In 2022, an IAS officer in Jharkhand siphoned off ₹18 crore meant for poor MGNREGA workers, money that built his luxury, not their livelihoods. That same year, another IAS in Chhattisgarh accepted a ₹500 crore bribe for mining clearances, proof that land, forests, and rivers are all up for sale, for the right price.

In 2024, Jharkhand’s woman sarpanch Sonam Lakra was dismissed arbitrarily by an IAS officer, prompting the Supreme Court to condemn the act as ‘colonial mentality’. Even in independent India, bureaucrats still treat elected representatives like clerks. By 2025, the saga continued, an IAS in Tripura caught with ₹10 lakh cash in hand, and in Chhattisgarh, the now-infamous liquor scam saw a retired officer, Niranjan Das, running policy like his personal business. Bureaucrats today live off taxpayers’ money but behave like they are above it all. The arrogance is systemic, not an exception, but the culture itself.

So why does every bright young Indian, even an IIT graduate or a doctor, dream not of innovation or healing, but of being a Collector? Why this mad rush toward bureaucracy, not to reform it but to rule through it?

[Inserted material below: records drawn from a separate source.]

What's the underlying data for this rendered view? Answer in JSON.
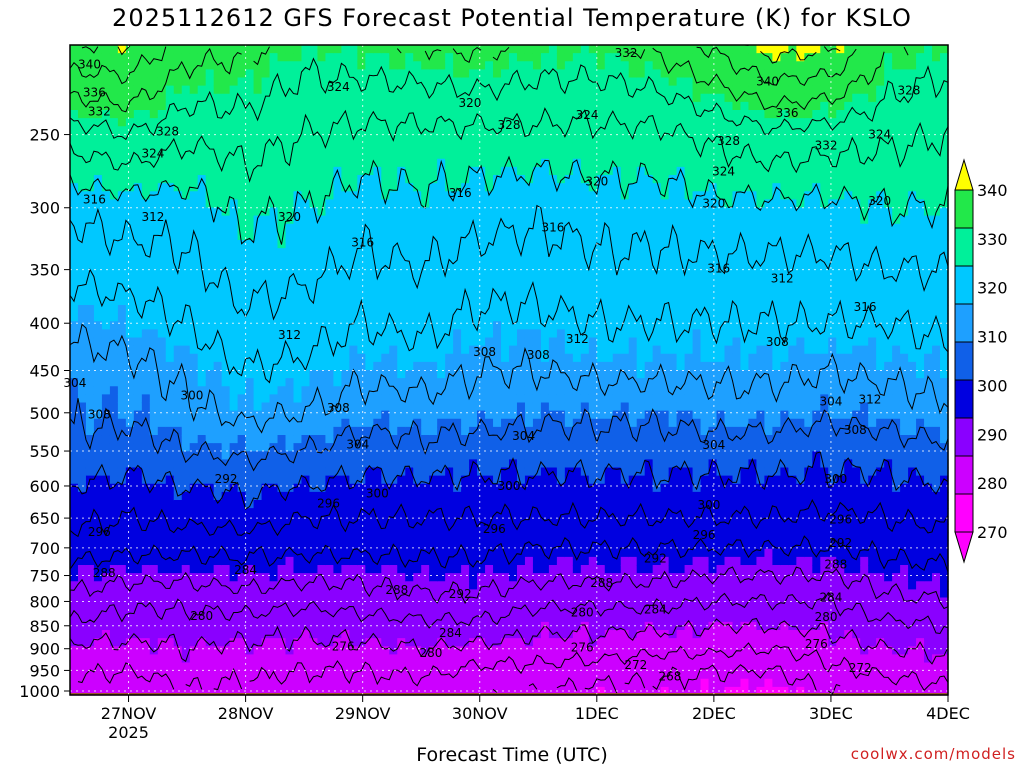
{
  "chart_data": {
    "type": "heatmap",
    "title": "2025112612 GFS Forecast Potential Temperature (K) for KSLO",
    "xlabel": "Forecast Time (UTC)",
    "ylabel": "",
    "x_ticks": [
      "27NOV",
      "28NOV",
      "29NOV",
      "30NOV",
      "1DEC",
      "2DEC",
      "3DEC",
      "4DEC"
    ],
    "x_tick_hours": [
      12,
      36,
      60,
      84,
      108,
      132,
      156,
      180
    ],
    "x_sublabel": "2025",
    "xlim_hours": [
      0,
      180
    ],
    "y_ticks": [
      250,
      300,
      350,
      400,
      450,
      500,
      550,
      600,
      650,
      700,
      750,
      800,
      850,
      900,
      950,
      1000
    ],
    "ylim_hPa": [
      200,
      1010
    ],
    "grid": true,
    "colorbar": {
      "position": "right",
      "levels": [
        270,
        280,
        290,
        300,
        310,
        320,
        330,
        340
      ],
      "colors": [
        "#ff00ff",
        "#cc00ff",
        "#8a00ff",
        "#0000e0",
        "#1060e8",
        "#1ea0ff",
        "#00c8ff",
        "#00f09a",
        "#22e84a",
        "#90f000",
        "#ffff00"
      ]
    },
    "profile_hours": [
      0,
      12,
      24,
      36,
      48,
      60,
      72,
      84,
      96,
      108,
      120,
      132,
      144,
      156,
      168,
      180
    ],
    "profile_pressure_hPa": [
      1000,
      950,
      900,
      850,
      800,
      750,
      700,
      650,
      600,
      550,
      500,
      450,
      400,
      350,
      300,
      250,
      200
    ],
    "theta_K": [
      [
        275,
        277,
        279,
        283,
        287,
        290,
        294,
        297,
        300,
        303,
        305,
        306,
        309,
        313,
        317,
        326,
        340
      ],
      [
        273,
        276,
        279,
        282,
        285,
        289,
        293,
        296,
        299,
        302,
        305,
        307,
        310,
        314,
        318,
        328,
        340
      ],
      [
        276,
        278,
        280,
        282,
        285,
        289,
        293,
        297,
        300,
        304,
        307,
        309,
        312,
        315,
        318,
        325,
        334
      ],
      [
        275,
        277,
        279,
        282,
        286,
        290,
        293,
        298,
        301,
        305,
        309,
        312,
        315,
        318,
        321,
        326,
        333
      ],
      [
        274,
        276,
        279,
        281,
        285,
        289,
        293,
        296,
        300,
        304,
        308,
        311,
        314,
        317,
        320,
        324,
        330
      ],
      [
        274,
        276,
        279,
        282,
        286,
        289,
        293,
        296,
        299,
        302,
        306,
        309,
        312,
        315,
        318,
        323,
        331
      ],
      [
        274,
        277,
        280,
        283,
        287,
        290,
        293,
        296,
        299,
        303,
        306,
        310,
        313,
        316,
        319,
        323,
        332
      ],
      [
        273,
        275,
        279,
        283,
        287,
        290,
        293,
        296,
        299,
        302,
        306,
        308,
        311,
        314,
        318,
        323,
        333
      ],
      [
        272,
        275,
        278,
        281,
        285,
        289,
        292,
        296,
        299,
        302,
        305,
        308,
        311,
        314,
        317,
        323,
        331
      ],
      [
        271,
        274,
        278,
        281,
        285,
        289,
        292,
        296,
        299,
        302,
        305,
        309,
        312,
        315,
        318,
        323,
        331
      ],
      [
        271,
        273,
        277,
        281,
        285,
        289,
        292,
        296,
        299,
        302,
        305,
        309,
        312,
        315,
        318,
        323,
        333
      ],
      [
        270,
        272,
        277,
        280,
        284,
        288,
        292,
        296,
        299,
        302,
        306,
        309,
        312,
        315,
        319,
        325,
        337
      ],
      [
        269,
        272,
        276,
        280,
        284,
        288,
        292,
        296,
        299,
        302,
        306,
        309,
        312,
        315,
        319,
        327,
        342
      ],
      [
        272,
        275,
        278,
        281,
        284,
        288,
        292,
        295,
        299,
        301,
        305,
        308,
        312,
        315,
        319,
        326,
        341
      ],
      [
        274,
        277,
        280,
        283,
        287,
        290,
        293,
        296,
        299,
        302,
        306,
        309,
        312,
        316,
        320,
        325,
        332
      ],
      [
        275,
        278,
        281,
        284,
        288,
        291,
        294,
        297,
        300,
        303,
        307,
        310,
        313,
        316,
        320,
        324,
        330
      ]
    ],
    "contour_labels": [
      {
        "value": "340",
        "hour": 4,
        "pres": 210
      },
      {
        "value": "336",
        "hour": 5,
        "pres": 225
      },
      {
        "value": "332",
        "hour": 6,
        "pres": 236
      },
      {
        "value": "328",
        "hour": 20,
        "pres": 248
      },
      {
        "value": "324",
        "hour": 17,
        "pres": 262
      },
      {
        "value": "316",
        "hour": 5,
        "pres": 294
      },
      {
        "value": "312",
        "hour": 17,
        "pres": 307
      },
      {
        "value": "320",
        "hour": 45,
        "pres": 307
      },
      {
        "value": "324",
        "hour": 55,
        "pres": 222
      },
      {
        "value": "320",
        "hour": 82,
        "pres": 231
      },
      {
        "value": "328",
        "hour": 90,
        "pres": 244
      },
      {
        "value": "316",
        "hour": 80,
        "pres": 289
      },
      {
        "value": "316",
        "hour": 60,
        "pres": 327
      },
      {
        "value": "312",
        "hour": 45,
        "pres": 412
      },
      {
        "value": "304",
        "hour": 1,
        "pres": 464
      },
      {
        "value": "308",
        "hour": 6,
        "pres": 502
      },
      {
        "value": "300",
        "hour": 25,
        "pres": 479
      },
      {
        "value": "292",
        "hour": 32,
        "pres": 590
      },
      {
        "value": "296",
        "hour": 6,
        "pres": 673
      },
      {
        "value": "288",
        "hour": 7,
        "pres": 745
      },
      {
        "value": "284",
        "hour": 36,
        "pres": 740
      },
      {
        "value": "280",
        "hour": 27,
        "pres": 830
      },
      {
        "value": "308",
        "hour": 55,
        "pres": 494
      },
      {
        "value": "304",
        "hour": 59,
        "pres": 541
      },
      {
        "value": "300",
        "hour": 63,
        "pres": 611
      },
      {
        "value": "296",
        "hour": 53,
        "pres": 627
      },
      {
        "value": "288",
        "hour": 67,
        "pres": 778
      },
      {
        "value": "292",
        "hour": 80,
        "pres": 785
      },
      {
        "value": "284",
        "hour": 78,
        "pres": 865
      },
      {
        "value": "280",
        "hour": 74,
        "pres": 910
      },
      {
        "value": "276",
        "hour": 56,
        "pres": 895
      },
      {
        "value": "308",
        "hour": 85,
        "pres": 430
      },
      {
        "value": "308",
        "hour": 96,
        "pres": 433
      },
      {
        "value": "304",
        "hour": 93,
        "pres": 530
      },
      {
        "value": "300",
        "hour": 90,
        "pres": 600
      },
      {
        "value": "296",
        "hour": 87,
        "pres": 668
      },
      {
        "value": "312",
        "hour": 104,
        "pres": 416
      },
      {
        "value": "316",
        "hour": 99,
        "pres": 315
      },
      {
        "value": "320",
        "hour": 108,
        "pres": 281
      },
      {
        "value": "324",
        "hour": 106,
        "pres": 238
      },
      {
        "value": "332",
        "hour": 114,
        "pres": 204
      },
      {
        "value": "288",
        "hour": 109,
        "pres": 764
      },
      {
        "value": "284",
        "hour": 120,
        "pres": 816
      },
      {
        "value": "280",
        "hour": 105,
        "pres": 822
      },
      {
        "value": "276",
        "hour": 105,
        "pres": 897
      },
      {
        "value": "272",
        "hour": 116,
        "pres": 937
      },
      {
        "value": "268",
        "hour": 123,
        "pres": 965
      },
      {
        "value": "292",
        "hour": 120,
        "pres": 719
      },
      {
        "value": "304",
        "hour": 132,
        "pres": 542
      },
      {
        "value": "300",
        "hour": 131,
        "pres": 629
      },
      {
        "value": "296",
        "hour": 130,
        "pres": 678
      },
      {
        "value": "320",
        "hour": 132,
        "pres": 297
      },
      {
        "value": "316",
        "hour": 133,
        "pres": 349
      },
      {
        "value": "312",
        "hour": 146,
        "pres": 358
      },
      {
        "value": "308",
        "hour": 145,
        "pres": 419
      },
      {
        "value": "324",
        "hour": 134,
        "pres": 274
      },
      {
        "value": "328",
        "hour": 135,
        "pres": 254
      },
      {
        "value": "340",
        "hour": 143,
        "pres": 219
      },
      {
        "value": "336",
        "hour": 147,
        "pres": 237
      },
      {
        "value": "332",
        "hour": 155,
        "pres": 257
      },
      {
        "value": "304",
        "hour": 156,
        "pres": 486
      },
      {
        "value": "300",
        "hour": 157,
        "pres": 590
      },
      {
        "value": "296",
        "hour": 158,
        "pres": 652
      },
      {
        "value": "292",
        "hour": 158,
        "pres": 692
      },
      {
        "value": "288",
        "hour": 157,
        "pres": 730
      },
      {
        "value": "284",
        "hour": 156,
        "pres": 792
      },
      {
        "value": "280",
        "hour": 155,
        "pres": 832
      },
      {
        "value": "276",
        "hour": 153,
        "pres": 890
      },
      {
        "value": "272",
        "hour": 162,
        "pres": 944
      },
      {
        "value": "312",
        "hour": 164,
        "pres": 484
      },
      {
        "value": "308",
        "hour": 161,
        "pres": 522
      },
      {
        "value": "316",
        "hour": 163,
        "pres": 384
      },
      {
        "value": "320",
        "hour": 166,
        "pres": 295
      },
      {
        "value": "324",
        "hour": 166,
        "pres": 250
      },
      {
        "value": "328",
        "hour": 172,
        "pres": 224
      }
    ]
  },
  "credit": "coolwx.com/models"
}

Because the goal has shifted. The desire now is not to change the system, but to control it. The IAS has turned into a power game, where transfers, tenders, and taxes all come with a price tag. Accountability, meanwhile, has gone missing in action.

If an officer errs, there’s an ‘inquiry’. If a citizen errs, there’s an ‘FIR’. This double standard is the rot eating away at Indian democracy. Files gather dust for months, yet when a job is finally done, it’s treated as a personal favour.

India needs a new administrative ethos, one that redefines service as humility, not hierarchy. Officers must remember, their chairs exist because of the public, not royal privilege. Annual disclosure of assets, strict timelines for disciplinary action, and transparent digital grievance systems are essential reforms.

And perhaps most crucially, the Mussoorie academy must teach not ‘how to rule’, but how to serve. Until ‘service’ is separated from ‘power’, the light of bureaucracy will continue to cast a long, colonial shadow over modern India.